Sunday, September 24, 2017

Is Trump mentally ill? Or is America?


I suspect that future historians will long ponder what level of insanity prompted Americans - thanks to an Electoral College that lacked the courage to fulfill the Founder's design to protect the country - to put Donald Trump in the White House (I refuse to utter his title before his name because dishonors the office). At the same times, those future historians will likely ponder the precise form of Trump's serious mental disorders that put the both America and the world at risk).  The Washington Post reviews some new books by mental health experts that collectively conclude that Trump is dangerous and either mentally ill or at best a very horrible person.   As for Trump's supporters, sadly in my view, they fall into that latter category, if not the first.  Here are highlights from the review:
Gone are the days when euphemisms about President Trump’s mental health insulated the man like so many padded walls. 
ErraticUnpredictableUnstableUnmooredTemperamentally unfit. This was what politicians and commentators said when they wished to question Trump’s state of mind but feared the consequences of a more colloquial assessment. Yet the deeper we plunge into this presidency, the more willing people become to call it like they see and hear it.
Now, some psychiatrists and other mental-health professionals are shedding long-held norms to argue that Trump’s condition presents risks to the nation and the world. “The Dangerous Case of Donald Trump” features more than two dozen essays breaking down the president’s perceived traits, which the contributors find consistent with symptoms of narcissistic personality disorder, sociopathy and other maladies. “Collectively with our coauthors, we warn that anyone as mentally unstable as Mr. Trump simply should not be entrusted with the life-and-death powers of the presidency,” Judith Lewis Herman of Harvard Medical School and Bandy X. Lee of the Yale School of Medicine write in the book’s prologue.
If so, what should we make of the nation that entrusted him with precisely such powers?

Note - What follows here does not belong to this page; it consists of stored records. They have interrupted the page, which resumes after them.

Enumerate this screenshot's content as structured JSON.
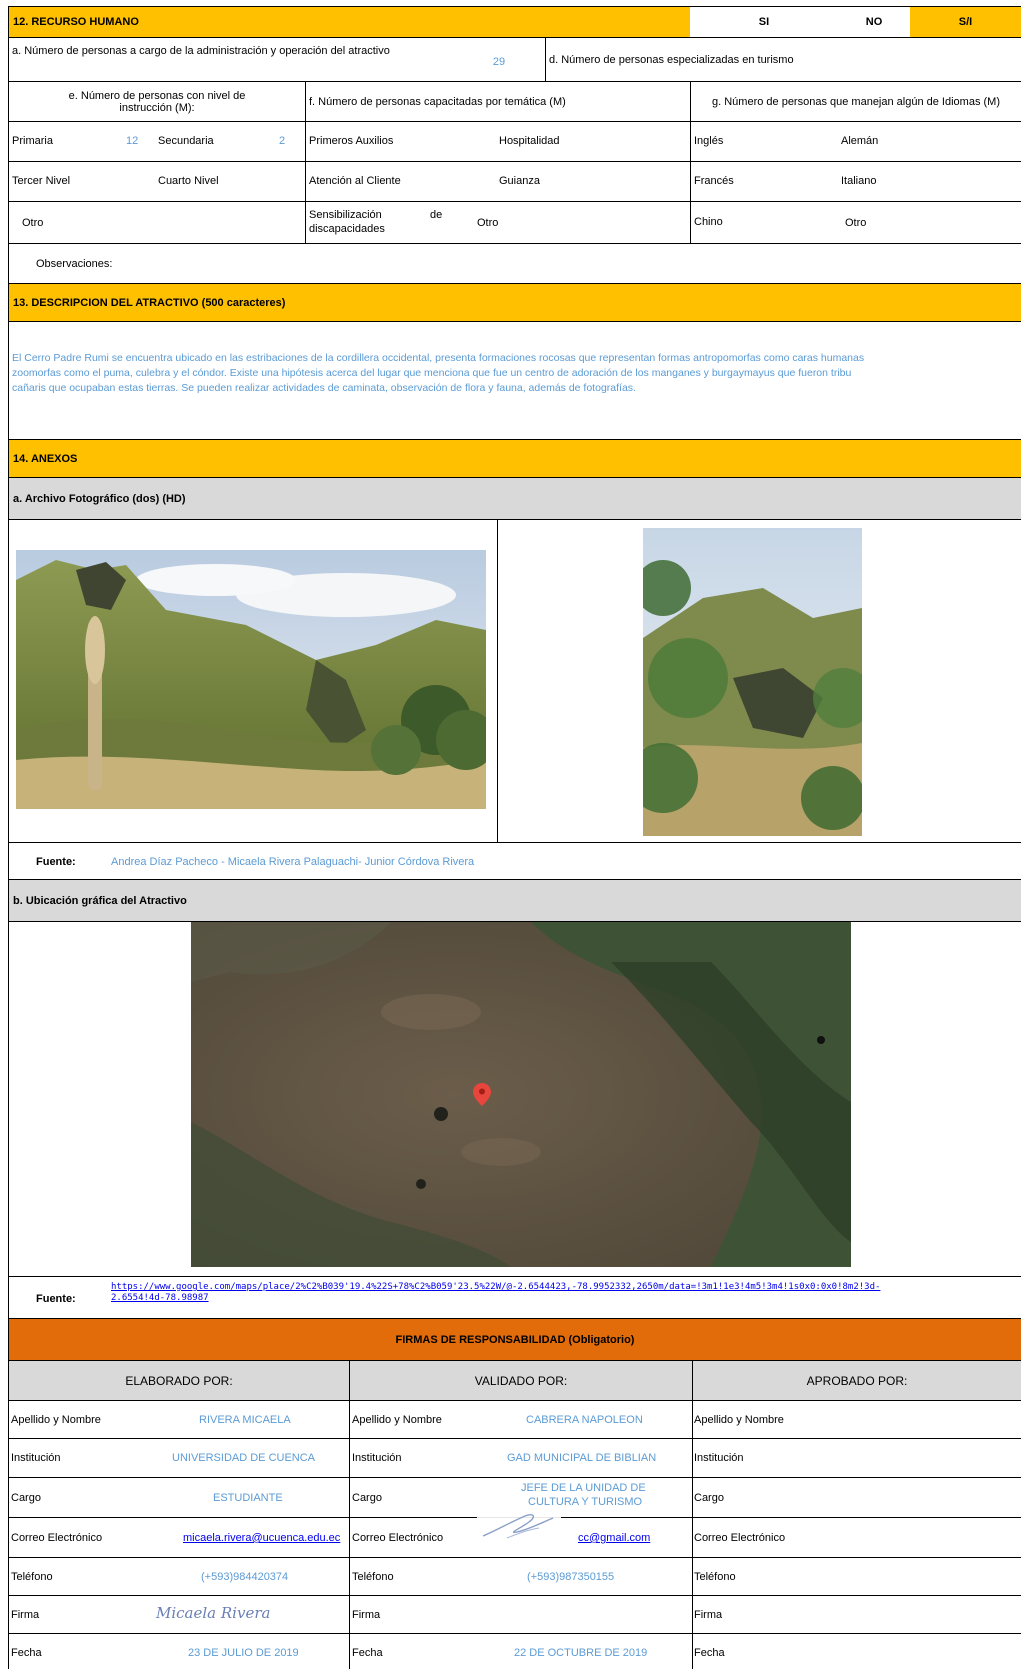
{
  "recurso": {
    "title": "12. RECURSO HUMANO",
    "si": "SI",
    "no": "NO",
    "sin_info": "S/I",
    "a_label": "a. Número de personas a cargo de la administración y operación del atractivo",
    "a_value": "29",
    "d_label": "d. Número de personas especializadas en turismo",
    "e_label": "e. Número de personas con nivel de instrucción (M):",
    "f_label": "f. Número de personas capacitadas por temática (M)",
    "g_label": "g. Número de personas que manejan algún de Idiomas (M)",
    "primaria": "Primaria",
    "primaria_val": "12",
    "secundaria": "Secundaria",
    "secundaria_val": "2",
    "tercer": "Tercer Nivel",
    "cuarto": "Cuarto Nivel",
    "otro_e": "Otro",
    "primeros": "Primeros Auxilios",
    "hospitalidad": "Hospitalidad",
    "atencion": "Atención al Cliente",
    "guianza": "Guianza",
    "sensib_1": "Sensibilización",
    "sensib_de": "de",
    "sensib_2": "discapacidades",
    "otro_f": "Otro",
    "ingles": "Inglés",
    "aleman": "Alemán",
    "frances": "Francés",
    "italiano": "Italiano",
    "chino": "Chino",
    "otro_g": "Otro",
    "observaciones": "Observaciones:"
  },
  "descripcion": {
    "title": "13. DESCRIPCION DEL ATRACTIVO (500 caracteres)",
    "line1": "El Cerro Padre Rumi se encuentra ubicado en las estribaciones de la cordillera occidental, presenta formaciones rocosas que representan formas antropomorfas como caras humanas",
    "line2": "zoomorfas como el puma, culebra y el cóndor. Existe una hipótesis acerca del lugar que menciona que fue un centro de adoración de los manganes y burgaymayus que  fueron tribu",
    "line3": "cañaris que ocupaban estas tierras. Se pueden realizar actividades de caminata, observación de flora y fauna, además de  fotografías."
  },
  "anexos": {
    "title": "14. ANEXOS",
    "archivo": "a. Archivo Fotográfico (dos) (HD)",
    "fuente_label": "Fuente:",
    "fuente_fotos": "Andrea Díaz Pacheco - Micaela Rivera Palaguachi- Junior Córdova Rivera",
    "ubicacion": "b. Ubicación gráfica del Atractivo",
    "fuente_map_1": "https://www.google.com/maps/place/2%C2%B039'19.4%22S+78%C2%B059'23.5%22W/@-2.6544423,-78.9952332,2650m/data=!3m1!1e3!4m5!3m4!1s0x0:0x0!8m2!3d-",
    "fuente_map_2": "2.6554!4d-78.98987"
  },
  "firmas": {
    "title": "FIRMAS DE RESPONSABILIDAD (Obligatorio)",
    "elaborado": "ELABORADO POR:",
    "validado": "VALIDADO POR:",
    "aprobado": "APROBADO POR:",
    "labels": [
      "Apellido y Nombre",
      "Institución",
      "Cargo",
      "Correo Electrónico",
      "Teléfono",
      "Firma",
      "Fecha"
    ],
    "elab_nombre": "RIVERA MICAELA",
    "elab_inst": "UNIVERSIDAD DE CUENCA",
    "elab_cargo": "ESTUDIANTE",
    "elab_correo": "micaela.rivera@ucuenca.edu.ec",
    "elab_tel": "(+593)984420374",
    "elab_firma": "Micaela Rivera",
    "elab_fecha": "23 DE JULIO DE 2019",
    "val_nombre": "CABRERA NAPOLEON",
    "val_inst": "GAD MUNICIPAL DE BIBLIAN",
    "val_cargo_1": "JEFE DE LA UNIDAD DE",
    "val_cargo_2": "CULTURA Y TURISMO",
    "val_correo": "cc@gmail.com",
    "val_tel": "(+593)987350155",
    "val_fecha": "22 DE OCTUBRE DE 2019"
  }
}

In his new book, “Twilight of American Sanity,” psychiatrist Allen Frances asserts that Trump is not mentally ill — we are. “Calling Trump crazy allows us to avoid confronting the craziness in our society,” he writes. “We can’t expect to change Trump, but we must work to undo the societal delusions that created him.”
[D]epending on which of these books you trust — and their persuasive powers vary considerably — you might conclude that Trump is of unsound mind, or that we’re the deranged ones for electing him, or that America has always been disturbed, with Trump’s presidency just the latest manifestation.  And here’s the really crazy thing: These options are not mutually exclusive.
[C]ontributors argue that Trump’s behavior — his political statements and actions as well as his interviews, books and social-media activity — suggest more ominous possibilities.
Trump displays signs of “extreme present hedonism,” the tendency to live in the moment without considering consequences, seeking to bolster one’s self-esteem no matter the risk. Or he exhibits “narcissistic personality disorder,” which includes believing you’re better than others, exaggerating your achievements and expecting constant praise. Combine hedonism, narcissism and bullying, and you get “an impulsive, immature, incompetent person who, when in the position of ultimate power, easily slides into the role of the tyrant,” Philip Zimbardo (of the famous Stanford prison experiment) and Rosemary Sword write. Others suggest that Trump shows indications of sociopathy, including lack of empathy, absence of guilt and intentional ma­nipu­la­tion. Put it all together and you have “malignant narcissism,” which includes antisocial behavior, paranoid traits, even sadism.
Over time these characteristics will only become worse, either because Mr. Trump will succeed in gaining more power and more grandiosity with less grasp on reality, or because he will engender more criticism producing more paranoia, more lies, and more enraged destruction.” And when the president stands before the U.N. General Assembly and threatens to “totally destroy” an enemy country of 25 million people, enraged destruction seems on point.
The volume’s contributors take solace in Tarasoff v. Regents of the University of California, a 1976 casein which the California Supreme Court held that mental-health experts have a responsibility to speak out when they determine that someone poses a physical danger to others. 
In the final chapter, psychiatrists Nanette Gartrell and Dee Mosbacher call for an independent panel to evaluate Trump’s fitness for office, and they urge Congress to pass legislation ensuring that future presidential and vice-presidential candidates undergo evaluations. I would not want Tansey, for one, serving on that body. Wouldn’t dream of it.
We are living in very frightening times to say the least.  We can only hope that Mueller does his work quickly and can not only take down Trump but Pence as well.